The Cambridge Volunteer Fire Unit was gotten down at around 3.40 am on Wednesday morning to an impact between an emergency vehicle and a vehicle on SH1 close to Karapiro.

The driver of the vehicle passed on at the scene, in an accident the detachment chief is calling the most terrible they have seen for quite a while.

The fundamentally harmed driver of the rescue vehicle was transported to Waikato Medical clinic yet police said in an explanation after 5 pm that they had passed on in the emergency clinic. One more rescue vehicle staff part, who was inside the vehicle at that point, was tolerably harmed.
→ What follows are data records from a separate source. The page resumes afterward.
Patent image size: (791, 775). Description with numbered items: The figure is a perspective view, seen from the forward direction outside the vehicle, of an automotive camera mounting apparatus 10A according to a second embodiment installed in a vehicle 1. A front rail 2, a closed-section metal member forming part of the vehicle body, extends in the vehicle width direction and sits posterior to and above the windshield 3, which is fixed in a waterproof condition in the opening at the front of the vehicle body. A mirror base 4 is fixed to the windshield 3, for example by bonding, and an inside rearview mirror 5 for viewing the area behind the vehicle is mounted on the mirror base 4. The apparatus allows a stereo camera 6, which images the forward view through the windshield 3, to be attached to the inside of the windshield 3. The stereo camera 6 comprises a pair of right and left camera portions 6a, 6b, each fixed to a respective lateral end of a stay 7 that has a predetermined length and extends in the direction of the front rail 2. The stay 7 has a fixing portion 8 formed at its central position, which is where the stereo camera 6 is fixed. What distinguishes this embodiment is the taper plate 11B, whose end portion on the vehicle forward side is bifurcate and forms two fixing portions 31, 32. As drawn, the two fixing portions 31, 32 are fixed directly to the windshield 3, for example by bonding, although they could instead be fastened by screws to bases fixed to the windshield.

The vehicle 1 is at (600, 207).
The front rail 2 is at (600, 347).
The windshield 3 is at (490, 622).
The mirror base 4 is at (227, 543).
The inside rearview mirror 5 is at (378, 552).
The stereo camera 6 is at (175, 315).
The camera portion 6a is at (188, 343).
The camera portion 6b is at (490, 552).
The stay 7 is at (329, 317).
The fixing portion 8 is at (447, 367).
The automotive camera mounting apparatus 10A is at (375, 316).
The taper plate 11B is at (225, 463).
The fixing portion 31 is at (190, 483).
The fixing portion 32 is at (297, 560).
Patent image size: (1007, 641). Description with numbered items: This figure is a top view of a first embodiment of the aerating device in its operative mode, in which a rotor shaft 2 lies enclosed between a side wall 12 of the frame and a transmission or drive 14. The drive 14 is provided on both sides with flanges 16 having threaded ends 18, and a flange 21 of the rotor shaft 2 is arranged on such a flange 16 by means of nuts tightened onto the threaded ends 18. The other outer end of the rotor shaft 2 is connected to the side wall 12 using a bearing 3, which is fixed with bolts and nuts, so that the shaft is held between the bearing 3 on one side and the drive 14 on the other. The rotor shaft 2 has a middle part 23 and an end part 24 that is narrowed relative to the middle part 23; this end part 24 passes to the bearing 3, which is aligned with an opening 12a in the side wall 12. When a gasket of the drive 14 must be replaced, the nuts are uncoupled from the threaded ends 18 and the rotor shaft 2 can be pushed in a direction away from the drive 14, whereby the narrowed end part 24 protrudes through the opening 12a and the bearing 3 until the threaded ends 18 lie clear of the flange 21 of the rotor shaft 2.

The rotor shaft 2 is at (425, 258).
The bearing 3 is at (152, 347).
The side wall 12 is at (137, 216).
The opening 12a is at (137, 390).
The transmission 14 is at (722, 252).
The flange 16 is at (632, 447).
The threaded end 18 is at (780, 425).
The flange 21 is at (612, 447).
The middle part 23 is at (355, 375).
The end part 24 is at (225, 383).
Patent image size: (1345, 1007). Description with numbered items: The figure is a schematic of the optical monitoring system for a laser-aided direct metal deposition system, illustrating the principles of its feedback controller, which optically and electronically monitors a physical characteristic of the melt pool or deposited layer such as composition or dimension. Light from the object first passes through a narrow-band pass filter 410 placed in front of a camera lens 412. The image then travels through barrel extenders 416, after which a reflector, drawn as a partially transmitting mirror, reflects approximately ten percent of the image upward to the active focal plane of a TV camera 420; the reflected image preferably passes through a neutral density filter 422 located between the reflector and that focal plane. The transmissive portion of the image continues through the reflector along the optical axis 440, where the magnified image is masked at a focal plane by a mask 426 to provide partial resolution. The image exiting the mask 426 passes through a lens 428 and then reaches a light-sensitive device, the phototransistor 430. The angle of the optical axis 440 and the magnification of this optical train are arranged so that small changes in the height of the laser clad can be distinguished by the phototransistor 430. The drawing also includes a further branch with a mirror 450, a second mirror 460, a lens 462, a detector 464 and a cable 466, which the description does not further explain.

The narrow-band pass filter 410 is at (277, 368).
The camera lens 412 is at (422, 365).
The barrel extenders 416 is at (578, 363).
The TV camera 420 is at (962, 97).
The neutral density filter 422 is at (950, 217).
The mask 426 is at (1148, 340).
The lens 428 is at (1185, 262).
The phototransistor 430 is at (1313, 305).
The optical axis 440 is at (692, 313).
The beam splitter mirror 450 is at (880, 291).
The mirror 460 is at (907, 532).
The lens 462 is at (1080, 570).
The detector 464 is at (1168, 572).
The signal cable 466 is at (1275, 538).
The rescue vehicle had been traveling south and the vehicle was traveling north. There were no patients in the rescue vehicle.

The scene when sunshine broke over the rustic stretch of street was one of obliteration. A silver Audi vehicle lay in a pool of released coolant, the natural state of a St John rescue vehicle close by.

Yet, rather than conveying help, it lay with its motor essentially broken down and wheels folded underneath the taxi from the viciousness of the impact.

Cambridge fire boss Dennis Chase said that when the team saw crisis administrations were involved, they clicked into alternate stuff.

"We treat everyone the equivalent however when you see a crisis vehicle you think 'gracious golly'. You trust everyone is alright."

The detachment took two salvage trucks to the scene.

"There was one [person] caught in every vehicle, so we removed the individual in the rescue vehicle who was in a basic manner and we made the scene safe."


He said it was likely the most horrendously terrible mishap they had been to this year.


"With the new [Cambridge segment of the Waikato] freeway, we don't get the head-ons like we used to so they have dialed back no doubt.